Xavier made a quilt block to represent an ice cream cone. The quilt block is composed of two isosceles triangles arranged to form a kite. The top triangle represents the ice cream and the bottom triangle represents the cone. The height of the bottom triangle is twice the height of the top triangle. The base of each triangle is \(\frac{3}{4}\) of the height of the bottom triangle. If the area of the quilt block of the ice cream cone is \(576\text{ units}^2\), what is its perimeter?
Note: You may use the fact that the altitude of an isosceles triangle drawn to the unequal side bisects the unequal side.

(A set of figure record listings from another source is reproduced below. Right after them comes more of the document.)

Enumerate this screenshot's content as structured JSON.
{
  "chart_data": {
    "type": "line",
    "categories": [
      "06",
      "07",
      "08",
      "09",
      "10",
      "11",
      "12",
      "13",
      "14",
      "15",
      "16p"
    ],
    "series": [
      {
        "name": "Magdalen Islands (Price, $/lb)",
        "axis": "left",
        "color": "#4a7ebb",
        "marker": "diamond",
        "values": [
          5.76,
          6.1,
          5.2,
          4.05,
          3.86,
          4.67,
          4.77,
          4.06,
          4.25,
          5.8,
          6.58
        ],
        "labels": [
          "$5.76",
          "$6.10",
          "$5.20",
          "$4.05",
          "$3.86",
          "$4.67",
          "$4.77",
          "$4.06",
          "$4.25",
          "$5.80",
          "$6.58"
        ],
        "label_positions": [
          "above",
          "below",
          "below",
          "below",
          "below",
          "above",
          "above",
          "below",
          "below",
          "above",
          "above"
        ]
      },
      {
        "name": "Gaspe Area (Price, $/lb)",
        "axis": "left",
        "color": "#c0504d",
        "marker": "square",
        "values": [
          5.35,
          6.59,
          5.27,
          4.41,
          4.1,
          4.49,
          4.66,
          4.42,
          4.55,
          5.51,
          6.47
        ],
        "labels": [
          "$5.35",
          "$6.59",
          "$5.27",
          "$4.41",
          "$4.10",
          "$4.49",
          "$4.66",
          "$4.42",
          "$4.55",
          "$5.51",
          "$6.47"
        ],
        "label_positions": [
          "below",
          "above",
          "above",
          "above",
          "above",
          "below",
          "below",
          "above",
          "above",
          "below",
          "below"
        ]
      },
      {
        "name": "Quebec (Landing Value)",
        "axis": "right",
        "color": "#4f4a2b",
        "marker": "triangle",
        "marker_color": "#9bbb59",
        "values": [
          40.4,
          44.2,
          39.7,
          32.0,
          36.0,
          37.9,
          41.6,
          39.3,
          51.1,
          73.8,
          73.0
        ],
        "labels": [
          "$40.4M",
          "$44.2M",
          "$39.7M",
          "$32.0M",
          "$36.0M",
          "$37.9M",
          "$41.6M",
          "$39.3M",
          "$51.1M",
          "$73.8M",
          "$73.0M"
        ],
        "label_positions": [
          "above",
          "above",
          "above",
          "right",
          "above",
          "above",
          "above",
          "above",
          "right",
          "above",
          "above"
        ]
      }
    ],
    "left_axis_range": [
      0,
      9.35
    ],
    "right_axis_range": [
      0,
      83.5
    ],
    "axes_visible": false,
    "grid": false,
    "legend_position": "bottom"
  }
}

We will call the top triangle \(\triangle ABD\) and the bottom triangle \(\triangle BCD\), having common base \(BD\). Let \(E\) be on \(BD\) such that \(AE\) is an altitude of \(\triangle ABD\). Then, since \(\triangle ABD\) is isosceles, \(BE = DE\). Notice that \(CE\) must also be an altitude of \(\triangle BCD\), because if \(F\) is the point on \(BD\) such that \(CF\) is an altitude of \(\triangle BCD\), then \(BF = DF\). Since both \(E\) and \(F\) bisect \(BD\), it must be the case that \(F\) and \(E\) represent the same point. Let \(AE=x\). Then \(CE=2x\), and \(BD=\left(\frac{3}{4}\right)(2x)=\frac{3}{2}x\).
We can use the area of \(ABCD\) to determine the value of \(x\). \[\begin{aligned} \text{Area of }ABCD &= \text{Area of } \triangle ABD + \text{Area of }\triangle BCD\\ &= \left(\frac{1}{2}\right)(BD)(AE) + \left(\frac{1}{2}\right)(BD)(CE) \end{aligned}\] Therefore, \[\begin{aligned} 576 &= \left(\frac{1}{2}\right) \left(\frac{3}{2}x\right)(x) + \left(\frac{1}{2}\right) \left(\frac{3}{2}x\right)(2x)\\ &= \frac{3x^2}{4} + \frac{6x^2}{4}\\ &= \frac{9x^2}{4}\\ x^2 &= \frac{576 \times 4}{9}= 256 \end{aligned}\]
Thus, \(x=16\), since \(x>0\). Thus, \(AE=16\), \(CE=2x=32\) and \(BD=\frac{3}{2}x=24\).
Now to find the perimeter of \(ABCD\), we need to find the lengths of the sides. Since \(\triangle ABD\) is isosceles, it follows that \(AE\) bisects \(BD\). Thus, \(DE= \frac{1}{2}BD =\frac{24}{2}=12\). Using the Pythagorean Theorem in \(\triangle AED\), \[\begin{aligned} AD^2 &= AE^2+DE^2\\ &= 16^2 + 12^2\\ &=400 \end{aligned}\] Thus \(AD=20\), since \(AD>0\). Since \(\triangle ABD\) is isosceles, \(AB=AD=20\).
Using the Pythagorean Theorem in \(\triangle CED\), \[\begin{aligned} CD^2 &= CE^2+DE^2\\ &= 32^2 + 12^2\\ &=1168 \end{aligned}\] Thus \(CD=\sqrt{1168}\), since \(CD>0\). Since \(\triangle BCD\) is isosceles, \(BC=CD=\sqrt{1168}\).
Therefore, the perimeter of \(ABCD\) equals \(AD+AB+BC+CD=20+20+\sqrt{1168}+\sqrt{1168}=40+2\sqrt{1168}\approx 108.35\).
Note that we can simplify \(\sqrt{1168}\) as follows: \[\sqrt{1168}=\sqrt{16 \times 73}=4\sqrt{73}\] Therefore, the exact perimeter is \(40+2\sqrt{1168}=40+2(4\sqrt{73})=40+8\sqrt{73}\).